For very small negative prices, investing time and resources to halt generation might not yield enough return, especially for small assets.
It is unlikely that the number will still grow much as we enter the end of the solar season.
Remuneration for full feed-in is higher because self-consumption is being remunerated higher for the part that is self-consumed (retail tariffs are higher).
Just a suggestion, as this part is a bit confusing: "The graph shows that, as of the end of September 2024, the number of hours with negative prices is roughly the same as the number of hours with prices below 10 €/MWh, both around 400 hours."
It should read "The graph shows that, as of the end of September 2024, the number of hours with negative prices in 2024 is roughly the same as the number of hours with prices below 10 €/MWh in 2023, both around 400 hours."
Empirically, there is little to argue with. Problems start with the narrative/analysis at the end. Negative prices occur because renewables (CAPEX-based) are forced into a marginal market which suits OPEX-based systems.
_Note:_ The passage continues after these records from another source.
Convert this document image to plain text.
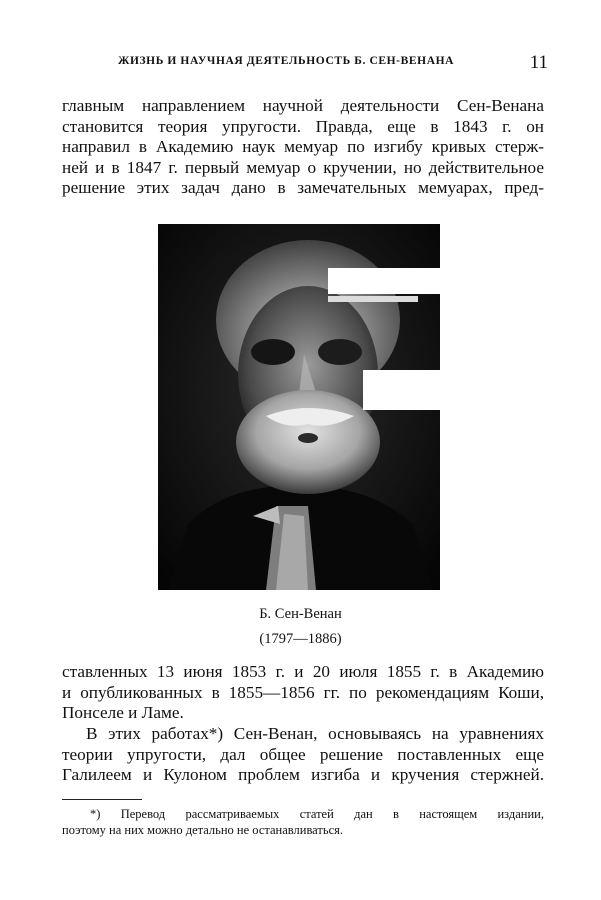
ЖИЗНЬ И НАУЧНАЯ ДЕЯТЕЛЬНОСТЬ Б. СЕН-ВЕНАНА	11
главным направлением научной деятельности Сен-Венана
становится теория упругости. Правда, еще в 1843 г. он
направил в Академию наук мемуар по изгибу кривых стерж-
ней и в 1847 г. первый мемуар о кручении, но действительное
решение этих задач дано в замечательных мемуарах, пред-
Б. Сен-Венан
(1797—1886)
ставленных 13 июня 1853 г. и 20 июля 1855 г. в Академию
и опубликованных в 1855—1856 гг. по рекомендациям Коши,
Понселе и Ламе.
В этих работах*) Сен-Венан, основываясь на уравнениях
теории упругости, дал общее решение поставленных еще
Галилеем и Кулоном проблем изгиба и кручения стержней.
*) Перевод рассматриваемых статей дан в настоящем издании,
поэтому на них можно детально не останавливаться.
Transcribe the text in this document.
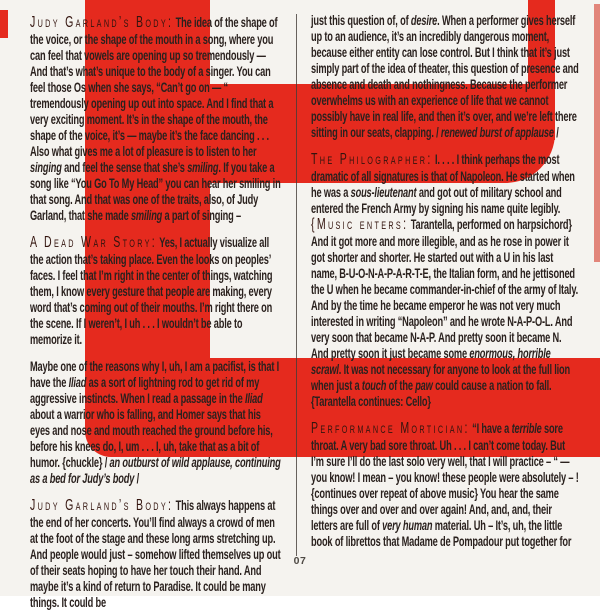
Judy Garland’s Body: The idea of the shape of the voice, or the shape of the mouth in a song, where you can feel that vowels are opening up so tremendously — And that’s what’s unique to the body of a singer. You can feel those Os when she says, “Can’t go on — “ tremendously opening up out into space. And I find that a very exciting moment. It’s in the shape of the mouth, the shape of the voice, it’s — maybe it’s the face dancing . . . Also what gives me a lot of pleasure is to listen to her singing and feel the sense that she’s smiling. If you take a song like “You Go To My Head” you can hear her smiling in that song. And that was one of the traits, also, of Judy Garland, that she made smiling a part of singing –

A Dead War Story: Yes, I actually visualize all the action that’s taking place. Even the looks on peoples’ faces. I feel that I’m right in the center of things, watching them, I know every gesture that people are making, every word that’s coming out of their mouths. I’m right there on the scene. If I weren’t, I uh . . . I wouldn’t be able to memorize it.

Maybe one of the reasons why I, uh, I am a pacifist, is that I have the Iliad as a sort of lightning rod to get rid of my aggressive instincts. When I read a passage in the Iliad about a warrior who is falling, and Homer says that his eyes and nose and mouth reached the ground before his, before his knees do, I, um . . . I, uh, take that as a bit of humor. {chuckle} / an outburst of wild applause, continuing as a bed for Judy’s body /

Judy Garland’s Body: This always happens at the end of her concerts. You’ll find always a crowd of men at the foot of the stage and these long arms stretching up. And people would just – somehow lifted themselves up out of their seats hoping to have her touch their hand. And maybe it’s a kind of return to Paradise. It could be many things. It could be

just this question of, of desire. When a performer gives herself up to an audience, it’s an incredibly dangerous moment, because either entity can lose control. But I think that it’s just simply part of the idea of theater, this question of presence and absence and death and nothingness. Because the performer overwhelms us with an experience of life that we cannot possibly have in real life, and then it’s over, and we’re left there sitting in our seats, clapping. / renewed burst of applause /

The Philographer: I. . . . I think perhaps the most dramatic of all signatures is that of Napoleon. He started when he was a sous-lieutenant and got out of military school and entered the French Army by signing his name quite legibly. {Music enters: Tarantella, performed on harpsichord} And it got more and more illegible, and as he rose in power it got shorter and shorter. He started out with a U in his last name, B-U-O-N-A-P-A-R-T-E, the Italian form, and he jettisoned the U when he became commander-in-chief of the army of Italy. And by the time he became emperor he was not very much interested in writing “Napoleon” and he wrote N-A-P-O-L. And very soon that became N-A-P. And pretty soon it became N. And pretty soon it just became some enormous, horrible scrawl. It was not necessary for anyone to look at the full lion when just a touch of the paw could cause a nation to fall. {Tarantella continues: Cello}

Performance Mortician: “I have a terrible sore throat. A very bad sore throat. Uh . . . I can’t come today. But I’m sure I’ll do the last solo very well, that I will practice – “ — you know! I mean – you know! these people were absolutely – ! {continues over repeat of above music} You hear the same things over and over and over again! And, and, and, their letters are full of very human material. Uh – It’s, uh, the little book of librettos that Madame de Pompadour put together for

07
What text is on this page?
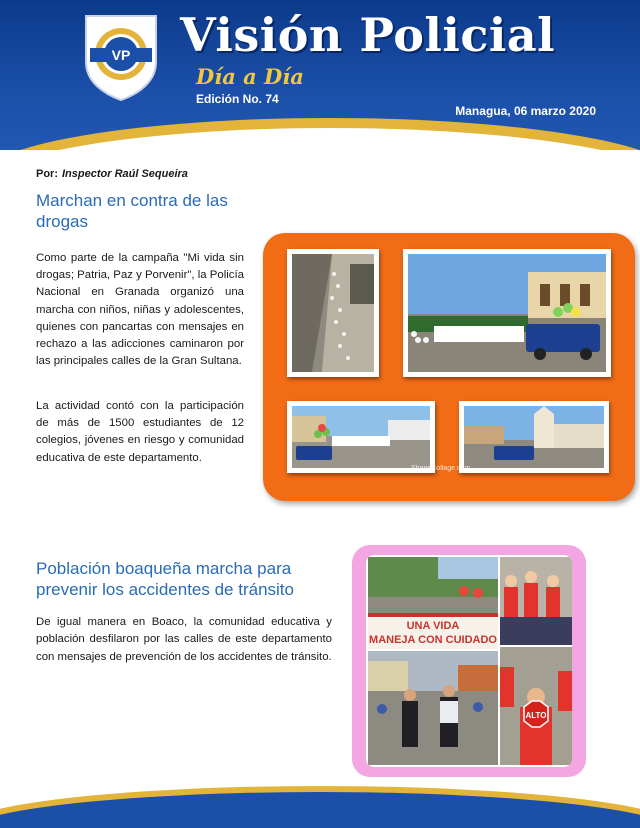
VP Visión Policial
Día a Día
Edición No. 74
Managua, 06 marzo 2020
Por: Inspector Raúl Sequeira
Marchan en contra de las drogas

Como parte de la campaña "Mi vida sin drogas; Patria, Paz y Porvenir", la Policía Nacional en Granada organizó una marcha con niños, niñas y adolescentes, quienes con pancartas con mensajes en rechazo a las adicciones caminaron por las principales calles de la Gran Sultana.

La actividad contó con la participación de más de 1500 estudiantes de 12 colegios, jóvenes en riesgo y comunidad educativa de este departamento.

ShapeCollage.com
Población boaqueña marcha para prevenir los accidentes de tránsito

De igual manera en Boaco, la comunidad educativa y población desfilaron por las calles de este departamento con mensajes de prevención de los accidentes de tránsito.

UNA VIDA
MANEJA CON CUIDADO
ALTO
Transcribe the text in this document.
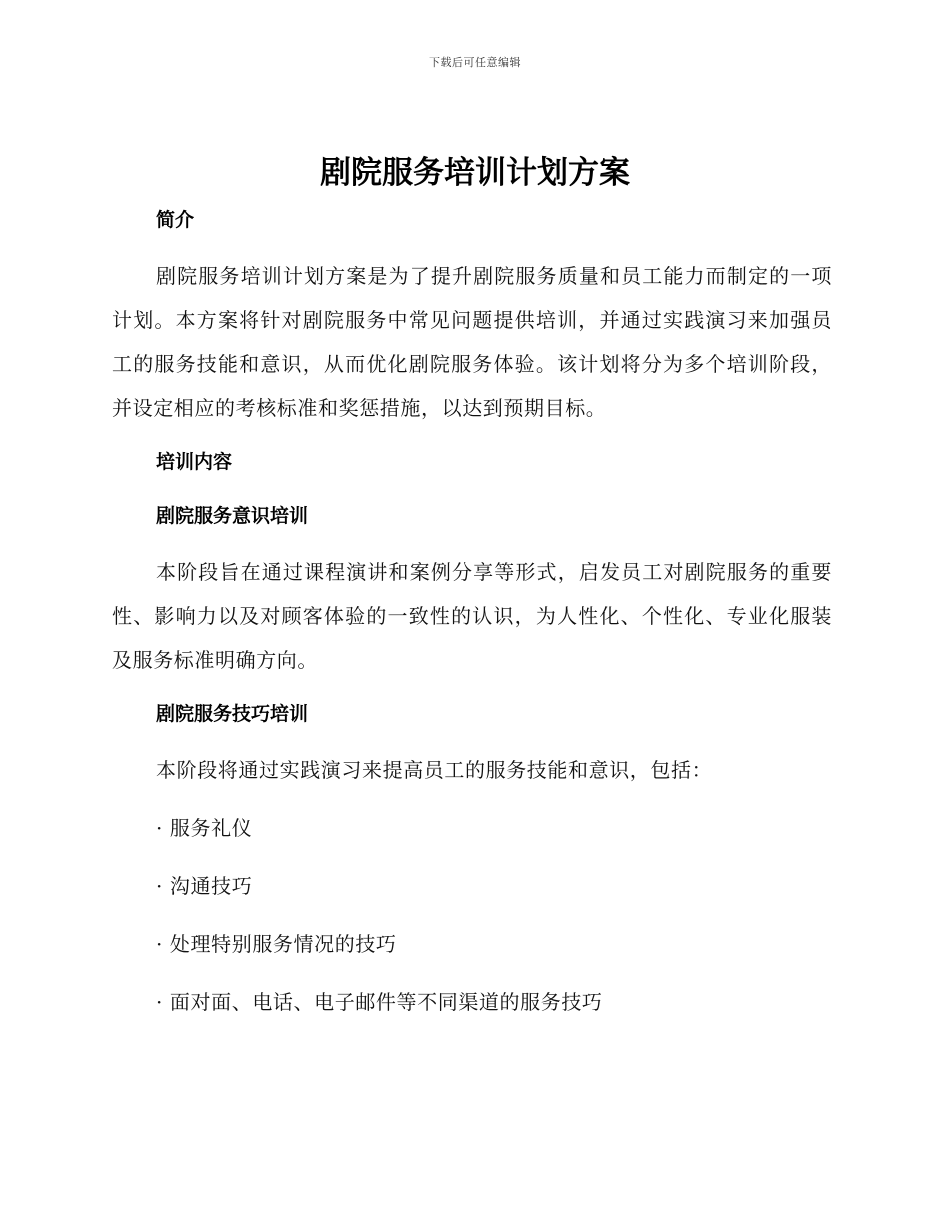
下载后可任意编辑
剧院服务培训计划方案
简介

剧院服务培训计划方案是为了提升剧院服务质量和员工能力而制定的一项计划。本方案将针对剧院服务中常见问题提供培训，并通过实践演习来加强员工的服务技能和意识，从而优化剧院服务体验。该计划将分为多个培训阶段，并设定相应的考核标准和奖惩措施，以达到预期目标。

培训内容
剧院服务意识培训

本阶段旨在通过课程演讲和案例分享等形式，启发员工对剧院服务的重要性、影响力以及对顾客体验的一致性的认识，为人性化、个性化、专业化服装及服务标准明确方向。

剧院服务技巧培训

本阶段将通过实践演习来提高员工的服务技能和意识，包括：

· 服务礼仪
· 沟通技巧
· 处理特别服务情况的技巧
· 面对面、电话、电子邮件等不同渠道的服务技巧
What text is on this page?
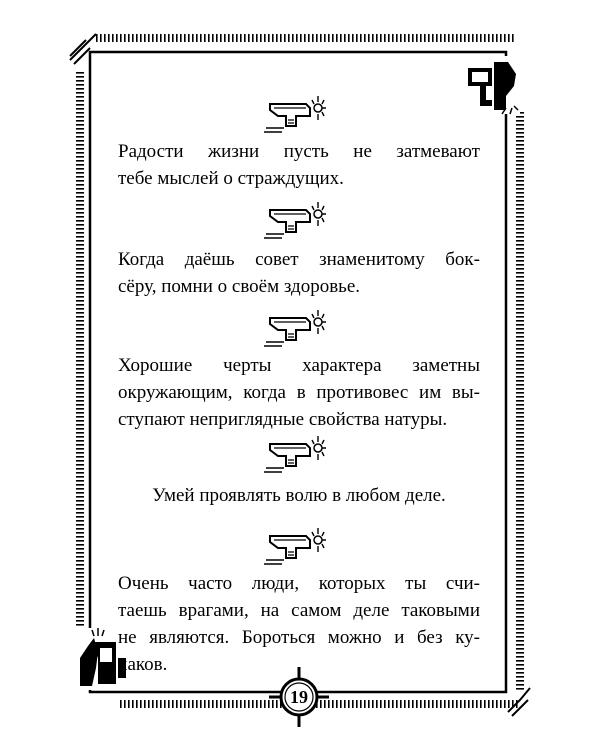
Радости жизни пусть не затмевают
тебе мыслей о страждущих.
Когда даёшь совет знаменитому бок-
сёру, помни о своём здоровье.
Хорошие черты характера заметны
окружающим, когда в противовес им вы-
ступают неприглядные свойства натуры.
Умей проявлять волю в любом деле.
Очень часто люди, которых ты счи-
таешь врагами, на самом деле таковыми
не являются. Бороться можно и без ку-
лаков.
19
Marginal markets are treated in a quasi-religious way ("our market which art in heaven" etc) instead of an objective way. To some extent, this is understandable if you are a trader & rely on market volatility to make money - at all costs you want to keep markeginal markets going - regardless of their suitability or lack thereof for CAPEX-based system. However, a failure to recognise this reality, leads to a situation where the assumption is that modest changes to marginal markets can fix the situation. The other failure in the analysis is that as the amount of renewable increases - so do surpluses - in a non-linear fashion. This is not an assertion but can be proved - for just about any size of system (regional or national). In terms of the solutions offered - not attempt is made to consider scalability. For example, which systems at a national level (or local level) offer the possibility to store 200GWh - 500GWh of electicity (national) or 3MWh (locally). If Germany hits some of its targets for RES, these are the sort of national surpluses it will face post 2030. Batteries have a minor role to play - electrolysers have a major role. The problem is that on the one hand RES only gets funded if the flow of revenue is certain, on the other hand it is proposed to use "market mechanisms" (we will incentivse things) to pull on RES. Remind me how well market mechs have worked so far? Well they haven't because they can't. Energy transformations are engineered (horse) - markets are then used for cost optimisation purposes (cart) - once the transition is made. Currently we have the cart (markets) standing in front of the horse (engineered transition) and we are wondering why nothing is happening.